Сорок 2 дня (ЛП) - Ле Карр Джорджия. Страница 34

— Боже, я так за тебя беспокоился. Где ты была все это время? — спрашивает он еле слышно.

— Я гуляла.

— Зачем ты выключила телефон?

— Я не выключала, он окончательно разрядился.

— О Господи, Лана. Не поступай так со мной опять.

Он отступает на шаг.

— Он схватил тебя. Он причинил тебе боль где-нибудь еще?

Я отрицательно качаю головой, но он стягивает с меня пальто и внимательно осматривает руки. Он дотрагивается до еле заметных синяков и поднимает на меня глаза, в них видна боль.

— Я позабочусь об этом ублюдке. Он никогда в своей жизни больше не причинит болль ни одной женщине.

Я люблю тебя. Я люблю тебя. Я люблю тебя. Я люблю тебя так сильно, что все остальное не имеет значения. Но я молчу и не произношу не слова. Во всем этом есть что-то неправильное, и в конце концов, мне нужно думать не только о себе. Есть нечто большее, в этом уравнение — Сораб. И я буду любить его так же, как любила моя мать меня.

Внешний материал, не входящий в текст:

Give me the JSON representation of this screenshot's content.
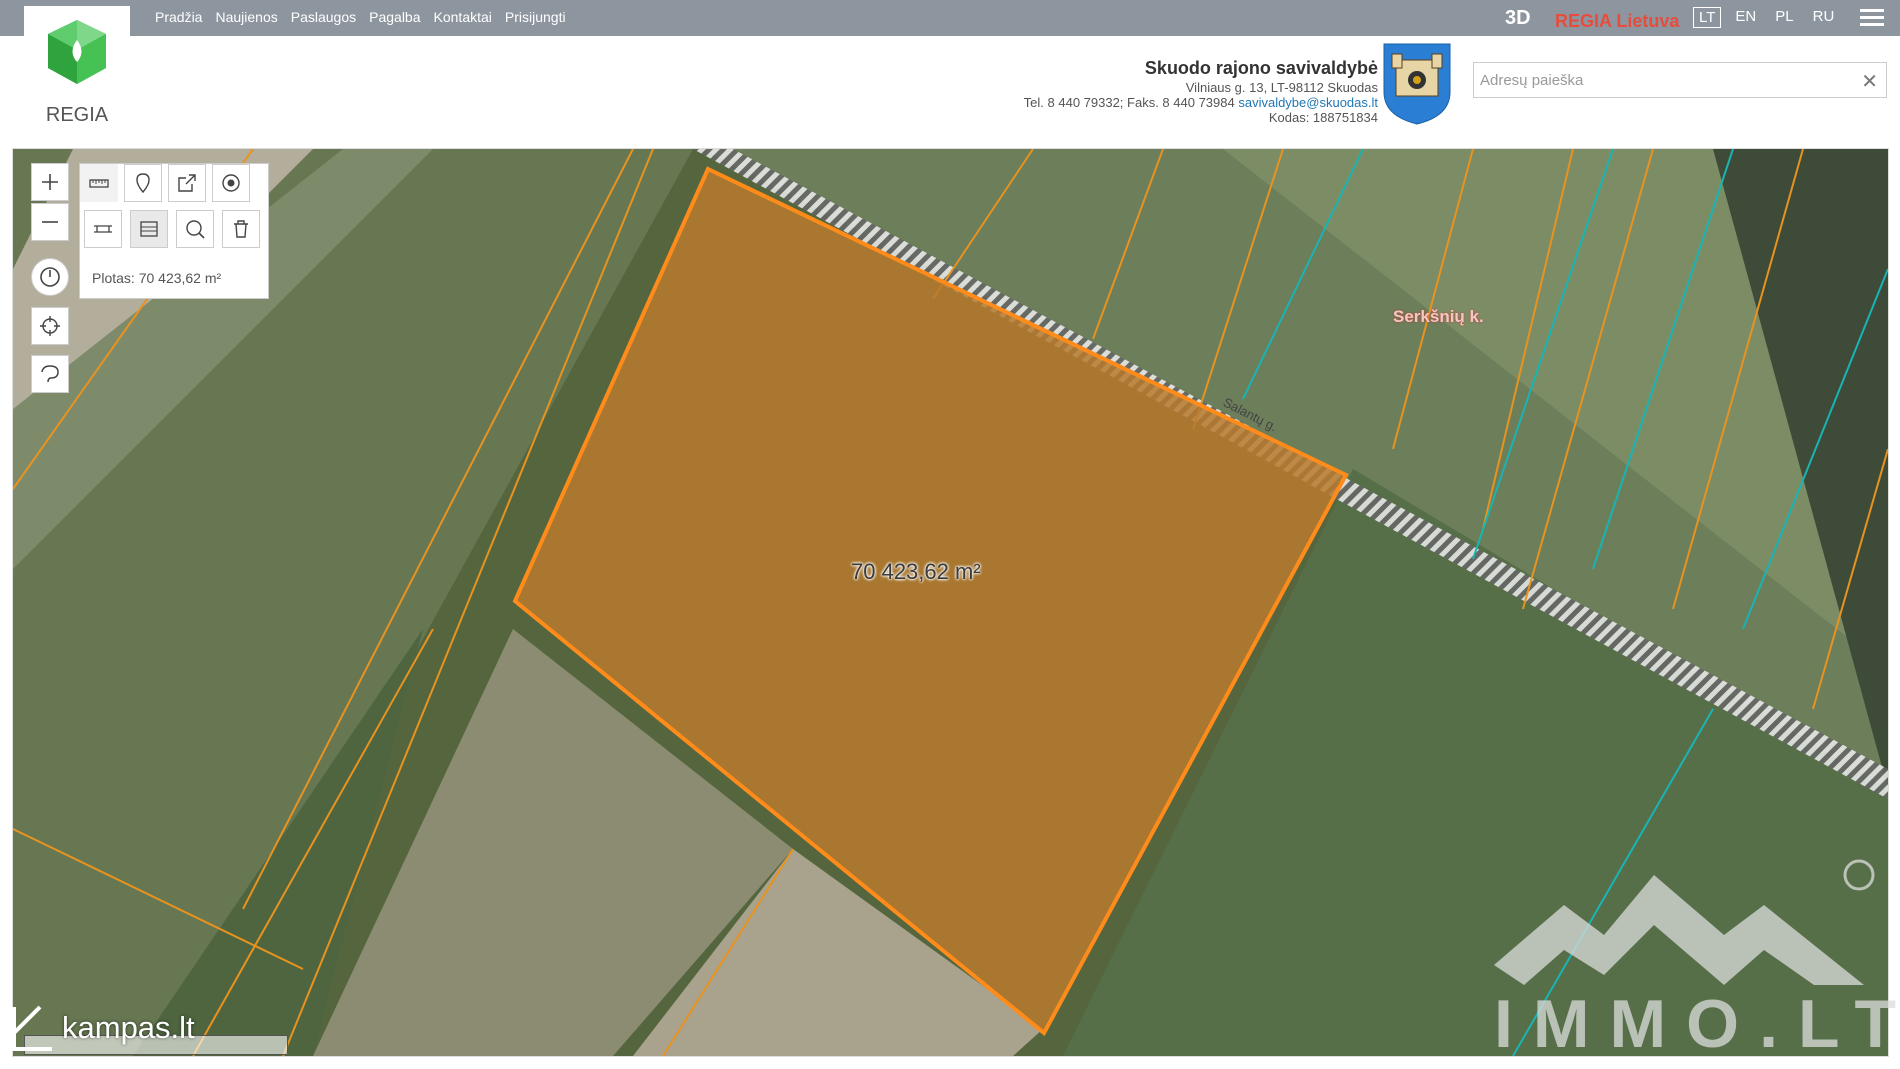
{
  "nav": {
    "items": [
      "Pradžia",
      "Naujienos",
      "Paslaugos",
      "Pagalba",
      "Kontaktai",
      "Prisijungti"
    ],
    "btn_3d": "3D",
    "brand": "REGIA Lietuva",
    "languages": [
      "LT",
      "EN",
      "PL",
      "RU"
    ],
    "active_language": "LT"
  },
  "logo": {
    "text": "REGIA"
  },
  "municipality": {
    "name": "Skuodo rajono savivaldybė",
    "address": "Vilniaus g. 13, LT-98112 Skuodas",
    "phone": "Tel. 8 440 79332; Faks. 8 440 73984",
    "email": "savivaldybe@skuodas.lt",
    "code": "Kodas: 188751834"
  },
  "search": {
    "placeholder": "Adresų paieška",
    "value": ""
  },
  "map": {
    "measure_result": "Plotas: 70 423,62 m²",
    "area_label": "70 423,62 m²",
    "place_label": "Serkšnių k.",
    "road_label": "Salantų g."
  },
  "watermarks": {
    "immo": "IMMO.LT",
    "kampas": "kampas.lt"
  },
  "colors": {
    "topbar": "#8d969f",
    "brand": "#e74c3c",
    "parcel_fill": "#b97a2e",
    "parcel_outline": "#ff8c1a",
    "cadastre_lines": "#e8931f",
    "cadastre_cyan": "#19b4b4"
  },
  "icons": [
    "zoom-in-icon",
    "zoom-out-icon",
    "history-icon",
    "locate-icon",
    "lasso-icon",
    "measure-icon",
    "marker-icon",
    "share-icon",
    "target-icon",
    "measure-distance-icon",
    "measure-area-icon",
    "search-area-icon",
    "trash-icon"
  ]
}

Я дам ему все. Я дам ему все, кроме Блейка. Слова матери Виктории до сих пор крутятся в моей голове: «Ты и твой сын в смертельной опасности», и похоже она права.

Я сглатываю комок, застрявший в горле, чувствую себя совсем больной.

— Что? — спрашивает он с тревогой.

— Ничего, — отвечаю я, но на самом деле у меня кружится голова. Если бы его не было здесь, то я бросилась на кровать и завыла от того, что этот мужчина никогда не будет со мной, но в результате, я всего лишь стискиваю зубы.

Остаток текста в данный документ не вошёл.